Ele levanta, junto a sua mão vai ao ar. A bomba não atinge quem a segura, mas é sempre bom mantê-la no ar.

O botão é acionado, e uma nuvem cósmica em forma de um anel azul-brilhante é solta espumando a sua fúria em vapor de gases paralíticos pela sala, sem piedade e sem deixar

nenhum em pé. O anel atravessa os corpos e, sem reação das vítimas, os lança ao chão, sem deixar chances de uma fuga.

Quando eu sou atingido perco o controle do meu corpo, uma corrente gelada passa pelo meu corpo e me derruba no chão, eu não consigo aguentar o meu próprio peso, não posso me levantar. Tudo o que consigo fazer é ver o resto dos que restaram caírem ao chão e sentir o chão estremecer com o bater dos corpos ao chão, sinto um pavor e uma agonia que me consomem.

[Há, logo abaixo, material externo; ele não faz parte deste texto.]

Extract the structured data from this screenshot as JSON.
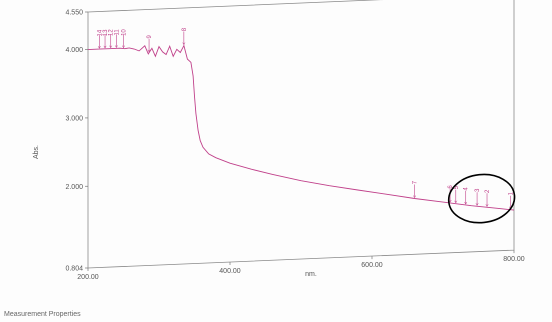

Quando por fim todos estão no chão sem nenhuma ação, sem ter nenhuma noção do que está acontecendo, o "homem-bomba" sai correndo da sala em prantos, mas também como se estivesse chamando alguém. Ao abrir da porta, posso ver, pois caí virado para este lado, que não só a nossa sala estava caída, mas os guardas do corredor também, todo o Centro Educacional foi atingido ou não teve só um "homem-bomba".

Uma das poucas coisas que me sobrou além do medo, da visão e do tato, foi a capacidade de ouvir, acredite, eu não queria ter ficado com essa capacidade. Meu medo acelera, meu pranto e minha agonia também. Eu tento gritar, mas não posso, é como se eu não tivesse aprendido a falar, eu quero gritar, principalmente agora que homens entraram na sala, mas minha boca está congelada, como se alguém a tivesse costurado. Ouço tiros vindos de outras salas. Eu tento me mexer e sair a correr, mas não há reação, não há nenhuma resposta do meu corpo, não há nada!

Enquanto os meus pensamentos gritam eu faço o máximo de esforço para me mexer, a porta da sala recebeu dez homens, recebeu dez pessoas. Quem sabe treze; não tenho coragem, nem motivos lógicos para contar.

Todos armados, todos com uma cara que era totalmente diferente de todos os contrários que eu já vi na minha vida. Eles estão usando casacos escuros, têm o cabelo raspado em sua maioria e parecem nem ligar para o que estão prestes a fazer: matar. Não ligam para quem vão matar, para que família vão trazer a falta e a tristeza. Não ligam e nunca ligarão.

Um verdadeiro massacre começa, a sangue-frio eles estão sacando as armas e mirando para os corpos paralisados no chão e, sem piedade, sem nenhuma compaixão, puxam o gatilho. Um tiro seguido do outro, uma morte seguida da outra. Uma família acaba de perder um integrante, agora duas, três, seis...

Não há piedade, tudo aqui virou uma enorme poça de sangue fresco, sangue inocente derramado por pessoas que nem sabemos quem são.

Me vejo em apuros, uma arma está apontada para mim. Meu último suspiro? Tudo o que faço é fechar os olhos e pensar na minha irmã. Pensar como eu farei falta para ela e pensar em como ela terá de se virar sozinha. Ainda que eu tente gritar por piedade a minha voz não sai, ela está paralisada como todo o resto do meu corpo. E num piscar de olhos a arma dispara e o som desta ecoa pela sala. O tiro atinge abaixo de meu peito, perto da barriga, e uma enorme dor toma conta de mim.